Israel hit by second earthquake in the North in matter of hours

The earthquake measuring 3.6 on the Richter scale did not cause damage or injuries.

A seismograph records volcanic activity in Indonesia's North Sumatra province Sept. 2010 (photo credit: REUTERS/TANAH KARO)
A seismograph records volcanic activity in Indonesia's North Sumatra province Sept. 2010
(photo credit: REUTERS/TANAH KARO)

An earthquake measuring 3.1 on the Richter scale shook northern Israel early Wednesday morning, just hours after a magnitude 3.6 earthquake was felt in the area on Tuesday evening, according to the Geological Survey of Israel (GSI). No injuries or damage were reported in either incident.
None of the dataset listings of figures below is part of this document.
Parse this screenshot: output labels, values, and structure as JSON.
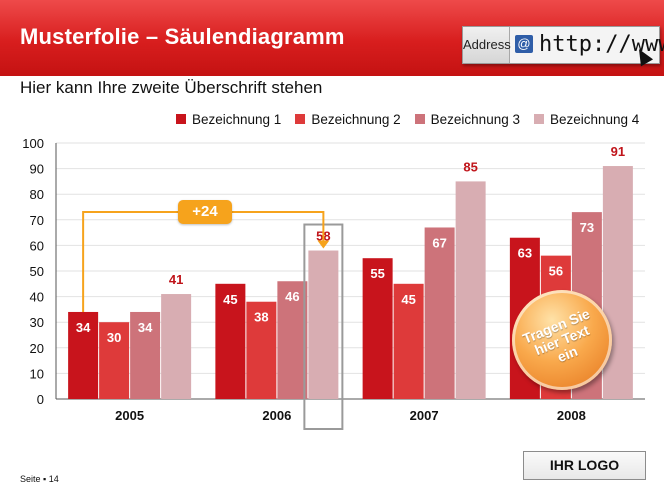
{
  "header": {
    "title": "Musterfolie – Säulendiagramm",
    "address_label": "Address",
    "at_symbol": "@",
    "url_text": "http://www"
  },
  "subtitle": "Hier kann Ihre zweite Überschrift stehen",
  "footer": {
    "page_label": "Seite ▪ 14",
    "logo_text": "IHR LOGO"
  },
  "annotations": {
    "delta_label": "+24",
    "delta_from": {
      "category": "2005",
      "series": 0
    },
    "delta_to": {
      "category": "2006",
      "series": 3
    },
    "highlight": {
      "category": "2006",
      "series": 3
    },
    "callout_text": "Tragen Sie hier Text ein"
  },
  "colors": {
    "header_red": "#d81e1e",
    "series": [
      "#c8141c",
      "#de3a3a",
      "#cd737a",
      "#d8adb2"
    ],
    "label_dark_red": "#c0141a",
    "annotation_orange": "#f6a31c",
    "highlight_gray": "#9a9a9a"
  },
  "chart_data": {
    "type": "bar",
    "title": "",
    "xlabel": "",
    "ylabel": "",
    "ylim": [
      0,
      100
    ],
    "yticks": [
      0,
      10,
      20,
      30,
      40,
      50,
      60,
      70,
      80,
      90,
      100
    ],
    "grid": true,
    "legend_position": "top",
    "categories": [
      "2005",
      "2006",
      "2007",
      "2008"
    ],
    "series": [
      {
        "name": "Bezeichnung 1",
        "values": [
          34,
          45,
          55,
          63
        ]
      },
      {
        "name": "Bezeichnung 2",
        "values": [
          30,
          38,
          45,
          56
        ]
      },
      {
        "name": "Bezeichnung 3",
        "values": [
          34,
          46,
          67,
          73
        ]
      },
      {
        "name": "Bezeichnung 4",
        "values": [
          41,
          58,
          85,
          91
        ]
      }
    ]
  }
}
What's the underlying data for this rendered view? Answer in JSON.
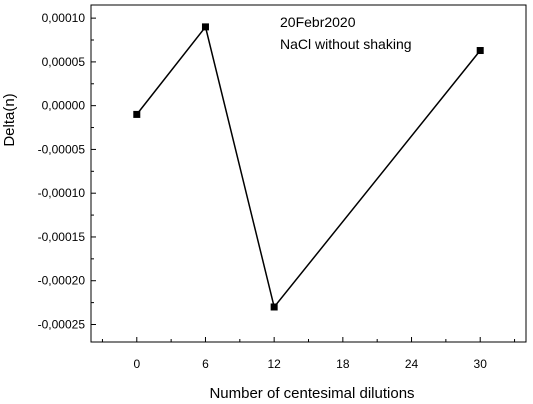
{
  "chart_data": {
    "type": "line",
    "title": "",
    "xlabel": "Number of centesimal dilutions",
    "ylabel": "Delta(n)",
    "annotations": [
      "20Febr2020",
      "NaCl without shaking"
    ],
    "x": [
      0,
      6,
      12,
      30
    ],
    "series": [
      {
        "values": [
          -1e-05,
          9e-05,
          -0.00023,
          6.3e-05
        ]
      }
    ],
    "xlim": [
      -4,
      34
    ],
    "ylim": [
      -0.00027,
      0.000115
    ],
    "xticks": [
      0,
      6,
      12,
      18,
      24,
      30
    ],
    "xtick_labels": [
      "0",
      "6",
      "12",
      "18",
      "24",
      "30"
    ],
    "yticks": [
      0.0001,
      5e-05,
      0,
      -5e-05,
      -0.0001,
      -0.00015,
      -0.0002,
      -0.00025
    ],
    "ytick_labels": [
      "0,00010",
      "0,00005",
      "0,00000",
      "-0,00005",
      "-0,00010",
      "-0,00015",
      "-0,00020",
      "-0,00025"
    ],
    "grid": false,
    "legend": "none",
    "line_color": "#000000",
    "marker": "square"
  }
}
The epicenters of both quakes were located in Jordan, south of the Kinneret, according to the GSI. An earthquake alert was not activated as the quakes did not endanger Israeli citizens.

In the first quake on Tuesday, residents reported heavy shaking, with some reports saying the shaking felt worse than in other recent earthquakes of a similar magnitude.

Earthquakes measuring from 3 to 3.9 on the Richter scale are considered minor, and while they can be felt by many people, they do not usually cause damage.

LAKE KINNERET as seen from Tiberias (credit: Wikimedia Commons)LAKE KINNERET as seen from Tiberias (credit: Wikimedia Commons)

The earthquakes come just weeks after a magnitude 3.8 and magnitude 3.6 earthquake shook northern Israel within 24 hours of each other.